Le reste des pays est de fait le reste du monde, c’est-à-dire les pays en développement, y compris les pays émergents.
Le protocole de Kyoto (Japon), adopté en 1997 pour compléter et mettre en application la convention sur les changements climatiques, est également structuré sur la base de ce principe qui, de fait, a donné lieu à une bipolarisation ou un clivage Nord / Sud du monde.
Source : Moise Tsayem Demaze. Le protocole de Kyoto, le clivage Nord-Sud et le défi du développement durable. Espace Géographique, 2009, pp.139-156.
Le découpage qui en a résulté est semblable à quelques exceptions près aux autres découpages géopolitiques distinguant le Nord et le Sud, par exemple celui du rapport Brandt . La communauté internationale a adopté le principe des responsabilités communes mais différenciées en le considérant comme principe de base pour la répartition des efforts à fournir dans le cadre de la lutte contre les changements climatiques. Ainsi, la convention sur les changements climatiques (CCNUCC) indique :
- Article 3 : sur la base de « l’équité » et des « responsabilités communes mais différenciées », les pays développés doivent être à l’avant-garde de la lutte contre les changements climatiques. Cet article ajoute que les « besoins spécifiques » et la « situation spéciale » des pays en développement doivent être pris en compte dans la répartition des efforts à fournir en vue de résorber la crise climatique et ses conséquences.
- Article 4 : les pays développés ainsi que l’ensemble des pays figurant dans l’annexe I doivent prendre des engagements spécifiques contenant des mesures et politiques visant à réduire leurs émissions de gaz à effet de serre pour les ramener à leur niveau de 1990. Il ajoute que les pays développés doivent, en outre, fournir des ressources financières nouvelles et additionnelles pour couvrir la totalité des coûts encourus par les pays en développement du fait de l’exécution de leurs obligations conformément à la convention.

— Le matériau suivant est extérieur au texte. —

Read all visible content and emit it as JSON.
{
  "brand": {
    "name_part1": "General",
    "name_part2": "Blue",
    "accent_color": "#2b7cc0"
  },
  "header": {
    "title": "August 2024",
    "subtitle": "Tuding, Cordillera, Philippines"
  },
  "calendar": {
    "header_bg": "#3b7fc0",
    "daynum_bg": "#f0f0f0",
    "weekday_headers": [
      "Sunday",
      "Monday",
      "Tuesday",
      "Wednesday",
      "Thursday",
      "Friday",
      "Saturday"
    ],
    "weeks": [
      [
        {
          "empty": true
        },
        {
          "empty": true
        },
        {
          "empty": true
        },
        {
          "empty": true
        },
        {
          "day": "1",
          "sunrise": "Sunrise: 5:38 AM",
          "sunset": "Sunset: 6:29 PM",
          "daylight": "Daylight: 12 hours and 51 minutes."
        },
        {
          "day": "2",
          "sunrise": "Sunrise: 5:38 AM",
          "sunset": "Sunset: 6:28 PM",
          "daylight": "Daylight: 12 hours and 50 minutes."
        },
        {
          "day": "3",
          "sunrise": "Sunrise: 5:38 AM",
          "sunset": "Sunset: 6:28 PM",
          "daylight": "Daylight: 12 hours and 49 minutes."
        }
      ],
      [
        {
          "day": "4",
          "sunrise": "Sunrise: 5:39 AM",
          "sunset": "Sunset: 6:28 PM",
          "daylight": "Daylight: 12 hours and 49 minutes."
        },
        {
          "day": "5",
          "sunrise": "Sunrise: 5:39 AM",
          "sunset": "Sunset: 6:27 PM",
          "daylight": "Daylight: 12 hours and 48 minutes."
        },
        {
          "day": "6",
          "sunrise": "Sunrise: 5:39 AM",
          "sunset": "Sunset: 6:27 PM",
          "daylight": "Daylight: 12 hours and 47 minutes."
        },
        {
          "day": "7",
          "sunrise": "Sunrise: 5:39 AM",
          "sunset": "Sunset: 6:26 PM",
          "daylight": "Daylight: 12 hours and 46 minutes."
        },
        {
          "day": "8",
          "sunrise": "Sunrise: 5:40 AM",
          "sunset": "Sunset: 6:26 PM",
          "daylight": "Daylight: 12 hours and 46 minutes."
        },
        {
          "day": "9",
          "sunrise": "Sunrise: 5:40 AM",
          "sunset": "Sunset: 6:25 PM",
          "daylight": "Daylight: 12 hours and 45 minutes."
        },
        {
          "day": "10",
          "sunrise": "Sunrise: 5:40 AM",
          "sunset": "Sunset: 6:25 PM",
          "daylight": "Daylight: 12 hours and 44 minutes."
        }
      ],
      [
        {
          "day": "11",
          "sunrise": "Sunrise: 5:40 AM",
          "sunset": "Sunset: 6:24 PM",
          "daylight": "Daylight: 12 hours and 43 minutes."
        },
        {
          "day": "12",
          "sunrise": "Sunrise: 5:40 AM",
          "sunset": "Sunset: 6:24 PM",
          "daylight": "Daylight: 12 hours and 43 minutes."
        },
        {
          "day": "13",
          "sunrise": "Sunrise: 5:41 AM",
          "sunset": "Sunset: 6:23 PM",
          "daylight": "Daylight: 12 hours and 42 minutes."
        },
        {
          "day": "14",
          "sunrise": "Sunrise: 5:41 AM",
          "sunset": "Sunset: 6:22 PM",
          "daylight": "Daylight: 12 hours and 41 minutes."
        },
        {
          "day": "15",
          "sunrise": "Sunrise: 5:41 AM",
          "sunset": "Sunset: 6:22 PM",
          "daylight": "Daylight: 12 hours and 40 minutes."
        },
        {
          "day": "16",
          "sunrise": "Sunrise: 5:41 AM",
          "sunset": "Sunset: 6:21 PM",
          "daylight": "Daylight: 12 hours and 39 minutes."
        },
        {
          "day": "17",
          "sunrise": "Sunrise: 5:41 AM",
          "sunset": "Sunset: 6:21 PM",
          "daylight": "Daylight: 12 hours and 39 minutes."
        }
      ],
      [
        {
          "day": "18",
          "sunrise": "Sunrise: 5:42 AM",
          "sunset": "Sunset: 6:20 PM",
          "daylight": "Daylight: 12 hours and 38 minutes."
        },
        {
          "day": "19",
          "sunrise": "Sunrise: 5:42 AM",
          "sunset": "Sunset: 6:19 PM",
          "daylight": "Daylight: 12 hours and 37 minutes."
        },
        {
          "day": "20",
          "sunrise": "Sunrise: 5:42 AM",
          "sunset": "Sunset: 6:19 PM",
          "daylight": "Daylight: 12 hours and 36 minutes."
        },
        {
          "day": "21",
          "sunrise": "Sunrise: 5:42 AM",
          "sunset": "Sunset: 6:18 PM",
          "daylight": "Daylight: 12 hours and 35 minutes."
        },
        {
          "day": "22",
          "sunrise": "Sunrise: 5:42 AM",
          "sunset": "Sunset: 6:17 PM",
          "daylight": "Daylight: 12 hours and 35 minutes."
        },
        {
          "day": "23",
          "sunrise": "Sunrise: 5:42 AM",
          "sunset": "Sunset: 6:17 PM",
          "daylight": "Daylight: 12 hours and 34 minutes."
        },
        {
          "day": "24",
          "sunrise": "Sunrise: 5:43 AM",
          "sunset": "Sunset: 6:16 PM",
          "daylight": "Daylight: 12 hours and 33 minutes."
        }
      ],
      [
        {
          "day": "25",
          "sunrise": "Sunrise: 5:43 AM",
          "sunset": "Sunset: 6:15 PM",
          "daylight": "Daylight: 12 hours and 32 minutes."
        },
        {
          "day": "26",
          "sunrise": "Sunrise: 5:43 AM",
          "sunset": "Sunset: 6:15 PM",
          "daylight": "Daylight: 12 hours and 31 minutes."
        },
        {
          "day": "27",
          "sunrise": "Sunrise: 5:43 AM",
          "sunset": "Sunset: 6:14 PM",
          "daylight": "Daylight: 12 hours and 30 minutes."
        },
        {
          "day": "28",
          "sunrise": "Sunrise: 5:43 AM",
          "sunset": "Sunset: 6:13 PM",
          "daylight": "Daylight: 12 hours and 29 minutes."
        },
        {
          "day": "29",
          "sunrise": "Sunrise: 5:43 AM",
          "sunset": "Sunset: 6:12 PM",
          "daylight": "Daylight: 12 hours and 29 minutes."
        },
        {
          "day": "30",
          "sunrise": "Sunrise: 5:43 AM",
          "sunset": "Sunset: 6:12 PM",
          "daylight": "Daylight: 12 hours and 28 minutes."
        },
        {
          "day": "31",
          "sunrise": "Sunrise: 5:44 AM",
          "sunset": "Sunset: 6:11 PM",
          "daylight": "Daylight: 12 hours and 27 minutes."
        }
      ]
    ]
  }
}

L’inscription de ce principe dans la convention cadre des Nations unies sur les changements climatiques (CCNUCC) et dans le protocole de Kyoto a constitué un acte géopolitique majeur dont les implications semblent avoir été sous-estimées par les Etats. C’est sur la base de ce principe que les pays non développés, y compris des pays émergents comme la Chine, l’Inde ou l’Afrique du Sud, ont longtemps refusé de prendre des engagements chiffrés de réduction de leurs émissions de gaz à effet de serre. Les États-Unis ont refusé de ratifier le protocole notamment parce qu’il exonère la Chine. Les difficultés de l’application de ce principe expliquent, au moins en partie, les péripéties de la gouvernance internationale du climat ainsi que l’insuccès de la lutte contre les changements climatiques telle qu’elle est orchestrée par la communauté internationale .
Le principe des responsabilités communes mais différenciées est le socle sur la base duquel est orchestrée la conception de la coopération internationale en matière de protection de l’environnement et plus précisément en matière de lutte contre les changements
climatiques. L’engagement des Etats, et les actions auxquelles ils participent, reposent essentiellement sur ce principe. Il a été très déterminant dans le cadre de la mise en œuvre de la convention climat et du protocole de Kyoto. Il est considérablement
assoupli depuis 2015, avec l’adoption de l’Accord de Paris.